Until a certain day.
At first it seemed like any other. The sun rose, as always; Howard awoke, attended to his natural functions, ate a piece of fruit, and began standing. A few odd minutes passed. Then, as a scalpel of inquisitiveness nicked at the corners of his eyes, it became clear that some sly difference had insinuated itself into the scheme of things during the night.
Howard found himself host to a new presence. It lurked inside him like a sinister whisper. He moved his inner eye round this haunting new thing, mentally sniffing it, feeling it as a bruise in the act of perception itself.
Sometime about mid-morning, staring straight ahead at nothing in particular, he said, “I’m bored.”
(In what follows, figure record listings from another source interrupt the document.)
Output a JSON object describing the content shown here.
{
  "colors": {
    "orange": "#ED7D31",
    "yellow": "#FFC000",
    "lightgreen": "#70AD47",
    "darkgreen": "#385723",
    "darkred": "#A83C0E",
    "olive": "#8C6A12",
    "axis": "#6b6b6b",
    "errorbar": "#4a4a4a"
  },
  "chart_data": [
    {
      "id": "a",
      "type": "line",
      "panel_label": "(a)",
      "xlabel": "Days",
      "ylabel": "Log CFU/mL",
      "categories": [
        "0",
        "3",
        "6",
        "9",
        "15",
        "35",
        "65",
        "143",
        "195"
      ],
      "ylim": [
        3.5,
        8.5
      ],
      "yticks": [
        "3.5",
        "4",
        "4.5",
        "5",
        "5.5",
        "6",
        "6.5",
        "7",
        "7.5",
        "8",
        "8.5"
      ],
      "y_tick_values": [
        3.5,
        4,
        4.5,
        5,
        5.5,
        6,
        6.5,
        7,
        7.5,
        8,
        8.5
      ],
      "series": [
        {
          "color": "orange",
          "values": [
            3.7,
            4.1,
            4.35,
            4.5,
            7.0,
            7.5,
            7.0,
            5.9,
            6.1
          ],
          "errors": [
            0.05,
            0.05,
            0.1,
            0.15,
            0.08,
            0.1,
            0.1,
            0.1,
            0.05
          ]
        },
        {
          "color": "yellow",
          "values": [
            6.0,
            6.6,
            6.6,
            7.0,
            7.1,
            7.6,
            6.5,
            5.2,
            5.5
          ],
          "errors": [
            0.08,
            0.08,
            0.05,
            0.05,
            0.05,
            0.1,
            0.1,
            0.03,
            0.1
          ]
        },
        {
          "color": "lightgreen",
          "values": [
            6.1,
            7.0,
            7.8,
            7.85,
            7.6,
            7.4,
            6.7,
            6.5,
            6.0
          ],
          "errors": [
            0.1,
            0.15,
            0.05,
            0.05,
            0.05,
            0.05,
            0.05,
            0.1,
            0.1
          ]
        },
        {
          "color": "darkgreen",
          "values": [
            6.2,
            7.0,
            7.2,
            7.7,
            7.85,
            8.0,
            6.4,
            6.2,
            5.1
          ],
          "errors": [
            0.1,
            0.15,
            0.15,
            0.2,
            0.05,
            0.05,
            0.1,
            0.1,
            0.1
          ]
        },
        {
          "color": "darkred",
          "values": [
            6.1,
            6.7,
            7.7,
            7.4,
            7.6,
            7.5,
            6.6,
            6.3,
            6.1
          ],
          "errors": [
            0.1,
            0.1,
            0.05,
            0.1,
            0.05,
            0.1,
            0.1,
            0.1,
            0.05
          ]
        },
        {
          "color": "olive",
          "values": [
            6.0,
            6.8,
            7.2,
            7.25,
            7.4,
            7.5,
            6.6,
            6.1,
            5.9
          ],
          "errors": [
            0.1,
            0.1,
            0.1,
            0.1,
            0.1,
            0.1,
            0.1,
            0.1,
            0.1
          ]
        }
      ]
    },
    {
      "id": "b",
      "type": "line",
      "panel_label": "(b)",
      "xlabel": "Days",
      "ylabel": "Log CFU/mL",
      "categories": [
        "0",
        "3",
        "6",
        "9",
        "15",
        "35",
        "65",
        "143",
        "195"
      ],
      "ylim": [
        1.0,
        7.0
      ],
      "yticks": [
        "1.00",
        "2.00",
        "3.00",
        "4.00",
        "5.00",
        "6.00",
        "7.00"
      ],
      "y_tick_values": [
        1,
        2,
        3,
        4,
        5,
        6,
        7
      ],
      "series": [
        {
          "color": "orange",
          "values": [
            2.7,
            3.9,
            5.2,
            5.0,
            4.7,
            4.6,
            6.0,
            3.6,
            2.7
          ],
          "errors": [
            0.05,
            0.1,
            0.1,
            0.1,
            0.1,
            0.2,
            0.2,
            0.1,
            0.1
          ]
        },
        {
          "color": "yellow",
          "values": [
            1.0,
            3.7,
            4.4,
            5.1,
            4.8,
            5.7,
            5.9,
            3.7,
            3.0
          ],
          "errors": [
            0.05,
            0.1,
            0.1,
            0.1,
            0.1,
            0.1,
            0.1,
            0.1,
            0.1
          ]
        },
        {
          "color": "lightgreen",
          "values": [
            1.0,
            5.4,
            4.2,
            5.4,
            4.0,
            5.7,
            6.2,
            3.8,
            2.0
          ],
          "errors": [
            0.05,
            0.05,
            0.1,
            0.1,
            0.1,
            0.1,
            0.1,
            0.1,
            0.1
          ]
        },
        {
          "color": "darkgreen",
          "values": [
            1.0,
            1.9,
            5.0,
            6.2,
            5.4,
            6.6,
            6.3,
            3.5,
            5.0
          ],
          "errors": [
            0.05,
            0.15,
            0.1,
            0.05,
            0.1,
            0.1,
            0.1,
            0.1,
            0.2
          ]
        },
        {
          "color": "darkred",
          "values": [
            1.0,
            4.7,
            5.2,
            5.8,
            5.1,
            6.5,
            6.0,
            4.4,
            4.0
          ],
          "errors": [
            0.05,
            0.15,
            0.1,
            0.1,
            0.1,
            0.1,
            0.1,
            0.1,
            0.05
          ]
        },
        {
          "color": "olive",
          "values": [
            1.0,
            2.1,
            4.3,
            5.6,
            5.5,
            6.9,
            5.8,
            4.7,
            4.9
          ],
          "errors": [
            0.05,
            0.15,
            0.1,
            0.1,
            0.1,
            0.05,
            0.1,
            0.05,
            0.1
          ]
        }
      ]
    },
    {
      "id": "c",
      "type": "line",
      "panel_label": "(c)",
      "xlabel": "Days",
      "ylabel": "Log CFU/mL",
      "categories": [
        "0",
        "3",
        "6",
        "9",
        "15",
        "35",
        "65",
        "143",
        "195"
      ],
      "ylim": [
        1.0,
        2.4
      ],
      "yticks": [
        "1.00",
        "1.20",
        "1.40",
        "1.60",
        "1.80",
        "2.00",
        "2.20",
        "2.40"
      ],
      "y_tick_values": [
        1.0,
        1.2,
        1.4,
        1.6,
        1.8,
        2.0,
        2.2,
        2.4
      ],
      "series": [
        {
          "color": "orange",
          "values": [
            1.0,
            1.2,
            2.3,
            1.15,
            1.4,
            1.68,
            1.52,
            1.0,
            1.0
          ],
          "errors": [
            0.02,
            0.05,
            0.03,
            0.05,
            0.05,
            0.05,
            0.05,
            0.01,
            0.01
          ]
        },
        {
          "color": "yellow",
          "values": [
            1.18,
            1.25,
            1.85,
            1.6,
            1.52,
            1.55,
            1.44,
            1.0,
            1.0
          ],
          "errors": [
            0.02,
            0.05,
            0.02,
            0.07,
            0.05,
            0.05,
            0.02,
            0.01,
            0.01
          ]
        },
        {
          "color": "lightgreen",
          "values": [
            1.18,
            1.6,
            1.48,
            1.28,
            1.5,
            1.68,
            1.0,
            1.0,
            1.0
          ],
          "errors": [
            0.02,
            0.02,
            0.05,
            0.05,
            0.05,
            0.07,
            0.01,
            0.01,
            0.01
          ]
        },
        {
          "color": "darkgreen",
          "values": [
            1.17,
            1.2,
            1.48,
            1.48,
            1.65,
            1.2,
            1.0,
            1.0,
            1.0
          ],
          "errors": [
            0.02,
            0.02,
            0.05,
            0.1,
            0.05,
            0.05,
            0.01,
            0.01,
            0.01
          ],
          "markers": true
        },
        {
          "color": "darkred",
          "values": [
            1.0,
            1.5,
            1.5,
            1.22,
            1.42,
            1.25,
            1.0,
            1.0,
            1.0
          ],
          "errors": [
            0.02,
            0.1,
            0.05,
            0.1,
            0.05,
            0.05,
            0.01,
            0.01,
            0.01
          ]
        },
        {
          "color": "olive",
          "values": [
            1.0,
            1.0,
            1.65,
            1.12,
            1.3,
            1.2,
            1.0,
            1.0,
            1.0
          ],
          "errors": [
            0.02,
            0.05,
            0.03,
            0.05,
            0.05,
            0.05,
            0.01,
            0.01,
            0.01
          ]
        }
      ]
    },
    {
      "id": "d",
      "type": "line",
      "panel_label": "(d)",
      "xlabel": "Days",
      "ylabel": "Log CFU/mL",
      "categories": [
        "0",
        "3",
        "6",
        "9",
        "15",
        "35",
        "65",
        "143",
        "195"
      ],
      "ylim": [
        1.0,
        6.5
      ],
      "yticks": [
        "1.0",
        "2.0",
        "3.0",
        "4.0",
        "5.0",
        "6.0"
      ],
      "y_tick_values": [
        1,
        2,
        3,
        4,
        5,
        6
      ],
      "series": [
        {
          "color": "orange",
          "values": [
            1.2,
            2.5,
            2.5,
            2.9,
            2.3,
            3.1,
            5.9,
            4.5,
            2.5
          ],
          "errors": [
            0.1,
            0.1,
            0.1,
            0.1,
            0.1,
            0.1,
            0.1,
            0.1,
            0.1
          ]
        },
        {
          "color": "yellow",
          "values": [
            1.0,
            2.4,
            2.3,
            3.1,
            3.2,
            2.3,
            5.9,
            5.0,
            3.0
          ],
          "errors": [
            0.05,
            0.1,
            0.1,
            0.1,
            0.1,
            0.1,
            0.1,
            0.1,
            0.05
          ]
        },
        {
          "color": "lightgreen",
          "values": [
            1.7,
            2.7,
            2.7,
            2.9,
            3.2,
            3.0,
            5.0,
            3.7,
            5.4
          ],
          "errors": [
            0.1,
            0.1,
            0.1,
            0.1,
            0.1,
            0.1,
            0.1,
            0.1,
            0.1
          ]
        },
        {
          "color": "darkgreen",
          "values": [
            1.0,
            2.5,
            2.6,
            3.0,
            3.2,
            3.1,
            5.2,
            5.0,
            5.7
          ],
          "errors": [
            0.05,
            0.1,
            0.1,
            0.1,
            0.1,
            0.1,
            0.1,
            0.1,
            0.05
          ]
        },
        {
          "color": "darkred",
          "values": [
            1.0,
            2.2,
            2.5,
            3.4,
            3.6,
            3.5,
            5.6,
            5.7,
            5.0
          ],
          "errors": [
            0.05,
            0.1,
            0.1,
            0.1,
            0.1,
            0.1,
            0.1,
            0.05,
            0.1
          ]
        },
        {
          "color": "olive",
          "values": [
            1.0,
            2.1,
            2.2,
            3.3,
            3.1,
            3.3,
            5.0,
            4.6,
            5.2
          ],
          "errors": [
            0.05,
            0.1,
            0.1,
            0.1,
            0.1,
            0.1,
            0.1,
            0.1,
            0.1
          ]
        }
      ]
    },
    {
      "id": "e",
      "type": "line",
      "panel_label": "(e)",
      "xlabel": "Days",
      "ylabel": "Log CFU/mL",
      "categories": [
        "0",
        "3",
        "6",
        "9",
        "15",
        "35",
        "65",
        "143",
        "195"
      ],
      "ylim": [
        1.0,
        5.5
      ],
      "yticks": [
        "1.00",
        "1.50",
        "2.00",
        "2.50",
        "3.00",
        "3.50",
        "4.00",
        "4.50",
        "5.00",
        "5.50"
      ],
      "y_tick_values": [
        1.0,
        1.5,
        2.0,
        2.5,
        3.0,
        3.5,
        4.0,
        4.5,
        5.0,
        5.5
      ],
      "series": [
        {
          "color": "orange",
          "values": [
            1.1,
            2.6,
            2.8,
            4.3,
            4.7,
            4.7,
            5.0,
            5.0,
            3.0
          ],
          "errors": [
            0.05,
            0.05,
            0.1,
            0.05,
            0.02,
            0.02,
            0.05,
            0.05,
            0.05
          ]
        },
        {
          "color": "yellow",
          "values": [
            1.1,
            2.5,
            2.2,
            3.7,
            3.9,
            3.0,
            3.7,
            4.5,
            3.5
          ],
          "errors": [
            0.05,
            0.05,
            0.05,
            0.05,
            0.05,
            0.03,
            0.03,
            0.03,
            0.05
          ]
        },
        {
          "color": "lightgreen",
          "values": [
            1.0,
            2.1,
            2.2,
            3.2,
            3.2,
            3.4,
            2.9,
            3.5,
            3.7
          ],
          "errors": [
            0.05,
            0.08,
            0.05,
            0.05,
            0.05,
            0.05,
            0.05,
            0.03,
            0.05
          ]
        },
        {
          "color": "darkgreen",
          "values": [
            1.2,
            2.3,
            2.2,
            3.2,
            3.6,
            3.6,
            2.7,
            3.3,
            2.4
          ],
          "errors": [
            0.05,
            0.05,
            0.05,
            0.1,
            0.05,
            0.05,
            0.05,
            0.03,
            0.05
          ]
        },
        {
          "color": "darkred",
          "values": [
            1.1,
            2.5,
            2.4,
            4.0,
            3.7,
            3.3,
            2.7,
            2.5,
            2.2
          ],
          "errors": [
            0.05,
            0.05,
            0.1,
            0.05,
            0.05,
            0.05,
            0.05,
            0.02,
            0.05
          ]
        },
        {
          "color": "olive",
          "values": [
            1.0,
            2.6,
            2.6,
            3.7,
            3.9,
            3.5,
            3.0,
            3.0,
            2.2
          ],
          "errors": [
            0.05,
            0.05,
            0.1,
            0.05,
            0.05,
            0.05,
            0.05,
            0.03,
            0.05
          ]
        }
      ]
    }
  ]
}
To the Hindus God wakes up after his long sleep, has a flash of awareness followed by a flash, almost instantaneous, and inevitable, of self-awareness. But that these two flashes cannot really be distinguished and that one can only be aware one is wondering whether being aware one exists is the same as not existing leads to the conclusion that existing and not existing are, in fact, the same. Twin sensations—that which enables the one precisely the fuel of the other. The number of things one can know without existing is equivalent to that one can with, plus or minus one. The non-asking of the identity of taking form and becoming aware is only a more subtle version of the asking. And is there any mathematical basis for supposing anything, such as the number of things that haven’t occurred to God, almost infinite?
I do know that in the case of Howard, becoming aware of his existence and knowing he was bored were equivalent mental sensations. And once he knew he existed, put it into words so to speak, there was no going back. He knew he could never not know he existed once he knew he existed. He also knew that not only was he aware of his existence, he was aware that he was aware of it, just as when he had not been aware of it, he had not been aware that he had not been aware of it.
So here stood Howard—thinking therefore he was—bored.
The more bored he felt—that is, the more he experienced his existence—naturally the greater grew his wonder that he did not not exist. But as he realized that he could no more prove his existence before he had been aware of it than he could will himself out of it now, he understood the impossibility of being once again the Howard he could not know whether or not he had been, even if he wanted to be. But did he? Not an easy question. But I don’t think Howard ever arrived at a preference so much as he hit upon the revolutionary concept of doing something.
Another day arrived. Howard’s neighbor, standing alone in the center of his dwelling gazing through the intricate pattern of the trees towards Howard’s house, saw something so unprecedented he knew he was seeing it. He saw Howard walk outside. As he watched, the extraordinary emotion of incredulity spread itself through his thoughts like an exotic fragrance. He watched and watched. He watched Howard lie down in the soft cool grass a few yards beyond his spot with a view of God knows what where he remained a long procession of bizarre days, foregoing his sustenance which rotted on the ground all around his newly haunted house, until even his eyes quit blinking and he strangely melted into the earth leaving only his bleached memorial frame. He watched, not once averting his gaze—until one day he turned to look at his neighbor in a way he never had.